Em Fragile, Tiago Jesus pegou no poema, “A débil”, de Cesário Verde. O barítono Rui Baeta entrou com uma pequena caixa na mão, que diz “Fragile”. Surpreendentemente, o compositor não colocou aquele homem e aquela mulher no mundo concreto, como fazia tantas vezes Cesário Verde (algo acontece no meio da multidão da cidade). Antes procurou dar ao poema uma dimensão de luto e de memória, distanciando-se dele e tomando-o como “objecto de um tempo que não existe mais”, como escreve o compositor nas suas notas ao programa. Musicalmente, usando processos que criam distância ou surpresa, como pôr palavras na boca dos músicos do ensemble e não só na voz do cantor, ou com palavras que se ouvem numa voz off, contribuíram para a criação desse “tempo abstracto”. Uma percussão feita lá atrás (pelo próprio compositor) contribuiu para abrir ainda mais o espaço da cena. Rui Baeta esteve bem vocalmente, mas um pouco preso à partitura, o que não ajuda a criar desembaraço em cena.

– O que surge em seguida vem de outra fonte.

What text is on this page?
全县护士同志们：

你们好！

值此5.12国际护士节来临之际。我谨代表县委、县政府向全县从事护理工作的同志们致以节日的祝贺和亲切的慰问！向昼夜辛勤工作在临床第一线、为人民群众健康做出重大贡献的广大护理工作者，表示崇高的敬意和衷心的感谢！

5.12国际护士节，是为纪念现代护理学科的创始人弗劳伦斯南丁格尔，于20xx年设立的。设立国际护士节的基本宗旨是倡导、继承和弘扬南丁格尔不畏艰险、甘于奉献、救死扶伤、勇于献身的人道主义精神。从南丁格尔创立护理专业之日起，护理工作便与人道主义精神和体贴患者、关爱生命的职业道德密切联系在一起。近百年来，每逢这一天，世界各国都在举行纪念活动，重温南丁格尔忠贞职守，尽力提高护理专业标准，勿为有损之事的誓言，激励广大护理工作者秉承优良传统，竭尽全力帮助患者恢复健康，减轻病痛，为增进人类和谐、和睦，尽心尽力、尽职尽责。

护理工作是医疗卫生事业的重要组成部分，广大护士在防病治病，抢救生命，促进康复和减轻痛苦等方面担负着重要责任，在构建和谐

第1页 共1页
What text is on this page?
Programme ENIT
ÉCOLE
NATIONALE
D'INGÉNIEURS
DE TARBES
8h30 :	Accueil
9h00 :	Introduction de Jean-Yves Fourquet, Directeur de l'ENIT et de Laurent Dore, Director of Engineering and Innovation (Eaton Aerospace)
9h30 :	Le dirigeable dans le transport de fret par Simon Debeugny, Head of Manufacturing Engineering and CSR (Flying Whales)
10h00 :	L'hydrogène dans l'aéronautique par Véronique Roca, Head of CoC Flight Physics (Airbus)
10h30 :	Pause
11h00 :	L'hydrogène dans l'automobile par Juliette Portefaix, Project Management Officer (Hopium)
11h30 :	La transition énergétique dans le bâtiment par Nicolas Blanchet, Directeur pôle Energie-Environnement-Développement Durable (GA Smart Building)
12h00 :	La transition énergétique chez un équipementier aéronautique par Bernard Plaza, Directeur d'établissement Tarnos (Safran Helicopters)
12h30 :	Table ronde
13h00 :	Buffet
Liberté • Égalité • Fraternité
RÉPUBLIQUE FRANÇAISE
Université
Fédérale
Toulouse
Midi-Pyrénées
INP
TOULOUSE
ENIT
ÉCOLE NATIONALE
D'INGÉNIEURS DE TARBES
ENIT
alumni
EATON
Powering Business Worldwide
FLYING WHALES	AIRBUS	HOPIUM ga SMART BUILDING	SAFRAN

Bárbara Sanchez concebeu em Volúpia, a partir dum poema de Florbela Espanca, um dispositivo musical original, nesta mini-ópera para duas vozes (soprano e barítono). O seu início é claramente “trovadoresco”, levando o poema a dialogar com outro tempo (o século XII) e tentando colocar em cena a tensão (“operática”, segundo a compositora) entre o amor mundano e o amor sublime. Curiosa viagem musical no tempo, fazendo ver doutra forma a poesia de Florbela Espanca. O amor de Florbela Espanca (e em particular deste poema) tem muito corpo presente (“regaço”, “dedos”, “beijos”, “corpo”, “voluptuosas danças”). E a música foi capaz de invocar esse lado físico do amor, combinando-o com uma procura tímbrica curiosa, começando como uma canção de amor antiga e depois deslocando-se para um território contemporâneo, sem perder a coerência.
A quarta ópera foi Deligere, de David Miguel, uma ópera a partir de um poema de Almeida Garrett em que se escreve que “O excesso de gozo é dor”. A ópera faz um desvio filosófico e coloca uma questão “sua” (mais do que do poema) – em que medida pode a paixão condicionar o livre-arbítrio? Sugerindo que há sempre uma escolha a fazer, apesar de todas as condicionantes. Uma mini-ópera “sobre a teoria da decisão”, como diz o seu autor, que assume esteticamente a influência de Adam's Passion de Arvo Pärt e Robert Wilson. David Miguel usa sons de ferros arrastando-se (pré-gravados e amplificados na sala) e leva a música para uma linguagem próxima de Pärt, procurando um máximo efeito retórico numa mini-ópera, com as vozes de Patrícia Modesto e Rui Baeta.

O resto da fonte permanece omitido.